Kathy Clugston

124a Kathy Clugston’s voice is well-known to radio listeners: she presents the news on BBC Radio 4 and the BBC World Service, provides voices for The Folks on the Hill on Radio Ulster and is the PR4L (Posh Radio 4 Lady) on The Scott Mills Show on Radio 1. Born in Belfast, Kathy studied French and Russian at Queen’s University and the University of Bath. Her first book, A Brief History of Tim, was published by Virgin Books last October.

How did you get started in journalism?

A mixture of luck and cheek. My friend spotted an ad in the paper for a TV continuity announcer at BBC Northern Ireland and thought it would suit me. I’d been involved in drama at school and university, but had no experience in broadcasting. I was a bit aimless at the time, working for a ferry company. I persuaded my boss to let me voice one of their radio ads so I would at least have something on my CV. I then went in to see the Head of Presentation at BBC Northern Ireland and asked lots of questions.

From that meeting, he later told me, he could see I had a good instinct for the job and recommended I be invited for a voice test. After five years I moved into news at Radio Netherlands; that led to BBC World Service and eventually Radio 4 in 2006.

How well is your accent received by Radio 4 listeners and at home?

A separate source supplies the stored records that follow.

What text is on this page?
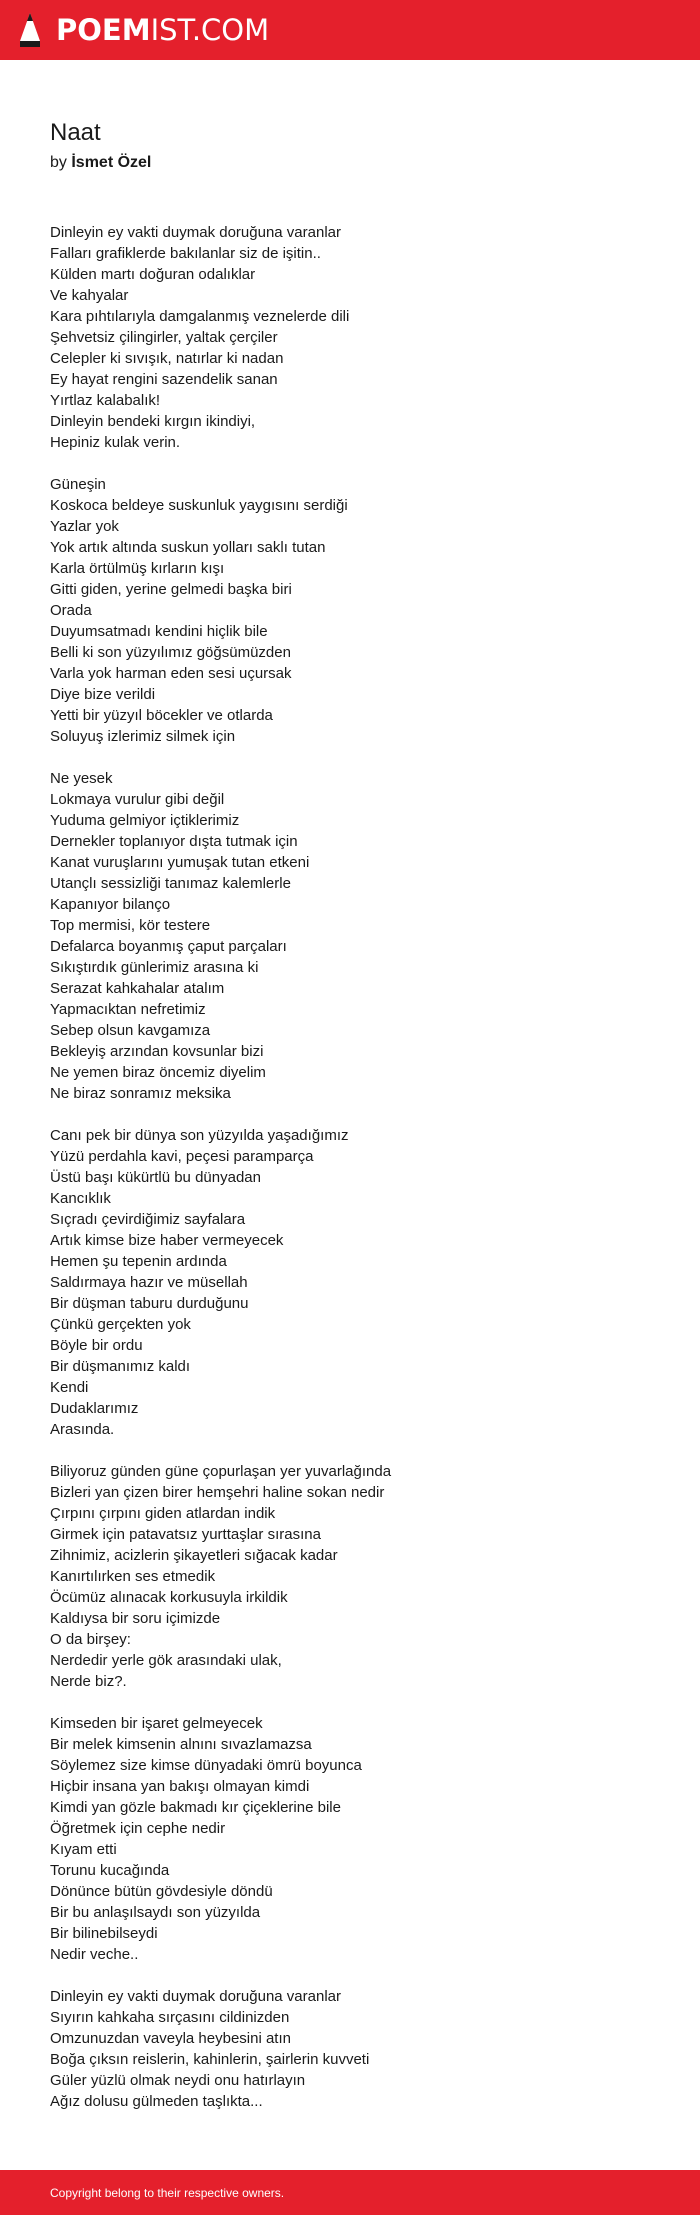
POEMIST.COM
Naat
by İsmet Özel
Dinleyin ey vakti duymak doruğuna varanlar
Falları grafiklerde bakılanlar siz de işitin..
Külden martı doğuran odalıklar
Ve kahyalar
Kara pıhtılarıyla damgalanmış veznelerde dili
Şehvetsiz çilingirler, yaltak çerçiler
Celepler ki sıvışık, natırlar ki nadan
Ey hayat rengini sazendelik sanan
Yırtlaz kalabalık!
Dinleyin bendeki kırgın ikindiyi,
Hepiniz kulak verin.
Güneşin
Koskoca beldeye suskunluk yaygısını serdiği
Yazlar yok
Yok artık altında suskun yolları saklı tutan
Karla örtülmüş kırların kışı
Gitti giden, yerine gelmedi başka biri
Orada
Duyumsatmadı kendini hiçlik bile
Belli ki son yüzyılımız göğsümüzden
Varla yok harman eden sesi uçursak
Diye bize verildi
Yetti bir yüzyıl böcekler ve otlarda
Soluyuş izlerimiz silmek için
Ne yesek
Lokmaya vurulur gibi değil
Yuduma gelmiyor içtiklerimiz
Dernekler toplanıyor dışta tutmak için
Kanat vuruşlarını yumuşak tutan etkeni
Utançlı sessizliği tanımaz kalemlerle
Kapanıyor bilanço
Top mermisi, kör testere
Defalarca boyanmış çaput parçaları
Sıkıştırdık günlerimiz arasına ki
Serazat kahkahalar atalım
Yapmacıktan nefretimiz
Sebep olsun kavgamıza
Bekleyiş arzından kovsunlar bizi
Ne yemen biraz öncemiz diyelim
Ne biraz sonramız meksika
Canı pek bir dünya son yüzyılda yaşadığımız
Yüzü perdahla kavi, peçesi paramparça
Üstü başı kükürtlü bu dünyadan
Kancıklık
Sıçradı çevirdiğimiz sayfalara
Artık kimse bize haber vermeyecek
Hemen şu tepenin ardında
Saldırmaya hazır ve müsellah
Bir düşman taburu durduğunu
Çünkü gerçekten yok
Böyle bir ordu
Bir düşmanımız kaldı
Kendi
Dudaklarımız
Arasında.
Biliyoruz günden güne çopurlaşan yer yuvarlağında
Bizleri yan çizen birer hemşehri haline sokan nedir
Çırpını çırpını giden atlardan indik
Girmek için patavatsız yurttaşlar sırasına
Zihnimiz, acizlerin şikayetleri sığacak kadar
Kanırtılırken ses etmedik
Öcümüz alınacak korkusuyla irkildik
Kaldıysa bir soru içimizde
O da birşey:
Nerdedir yerle gök arasındaki ulak,
Nerde biz?.
Kimseden bir işaret gelmeyecek
Bir melek kimsenin alnını sıvazlamazsa
Söylemez size kimse dünyadaki ömrü boyunca
Hiçbir insana yan bakışı olmayan kimdi
Kimdi yan gözle bakmadı kır çiçeklerine bile
Öğretmek için cephe nedir
Kıyam etti
Torunu kucağında
Dönünce bütün gövdesiyle döndü
Bir bu anlaşılsaydı son yüzyılda
Bir bilinebilseydi
Nedir veche..
Dinleyin ey vakti duymak doruğuna varanlar
Sıyırın kahkaha sırçasını cildinizden
Omzunuzdan vaveyla heybesini atın
Boğa çıksın reislerin, kahinlerin, şairlerin kuvveti
Güler yüzlü olmak neydi onu hatırlayın
Ağız dolusu gülmeden taşlıkta...
Copyright belong to their respective owners.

There are so many regional accents on national radio nowadays it would be a full- time job complaining about them all, so I’ve got off pretty lightly. Most letters are lovely but, of course, you get a few negative comments. One man emailed to berate me as “Ian Paisley in a wig”, which I wasn’t quite sure how to take!

Another wrote a poem explaining that “Gordon Brown” shouldn’t rhyme with “Battle of the Boyne”. At least he expressed his dislike with a bit of wit. The main complaint I get at home is that I’ve “gone a bit posh”. I suppose they’re right, although I am careful not to get too anglicised. I always do a good Norn Iron “showers” and “eight”. There was great hilarity in the Radio 4 office when we ran a nature series called Owl Prowl.

What inspired ‘A Brief History of Tim’?

It started as a silly word game on Twitter taking one letter off Radio 4 programmes e.g. Book of the Wee and In Our Tie. It would have come and gone in a day if it hadn’t appeared on the Radio 4 website and then on Radio 4 itself. An agent was listening and suggested I expand the idea into other areas and write a book. I’m a big fan of I’m Sorry I Haven’t a Clue, and I like to think it’s the kind of game they would play. Barry Cryer gave me a line for the cover, which I was thrilled about.

Which has been the most memorable news story you have read to date?

To be honest, I hardly remember anything. When the news is upsetting, as it often is, your job is to present it as best you can without letting it affect you emotionally, so you engage with the stories for the briefest possible time. However, I do recall a funny one I had a few months ago – it was about Silvio Berlusconi adding a detachable penis to an ancient Italian statue. The correspondent was David Willey. It was very difficult not to laugh.

What are radio’s advantages over TV?

Immediacy and intimacy. Stick a microphone in front of someone and you have an instant broadcast – no setting up or camera angles to worry about. Radio can be like whispering in someone’s ear. I also love the fact that you can look like death warmed up but as long as you sound OK it doesn’t matter – great for scruffy people like me.

How did you get involved in The Scott Mills Show and what have been the highlights?

Another piece of luck! Can you see a theme here? Radio 1 called the office looking for someone to read some emails out for a week, and I was available. Happily, I got what what they were after, the feature proved a hit and I’m still doing it more than two years later. The

highlights have been singing live at the Edinburgh Fringe (in Scott Mills the Musical in 2009) and auditioning with my ukulele to be in the rap star P Diddy’s new band – he said on air I could join, but the call never came in the end. Disappointing.

Outside work, how do you relax?

Well, I’ve mentioned my ukulele – I’ve been playing for a couple of years and adore it. I also love the theatre and London is the best place for it. I don’t do any sport but I walk a lot; if I have some time off I’ll go somewhere outside London and walk for a few days. I’d love to do some proper walking around Northern Ireland when I get the chance.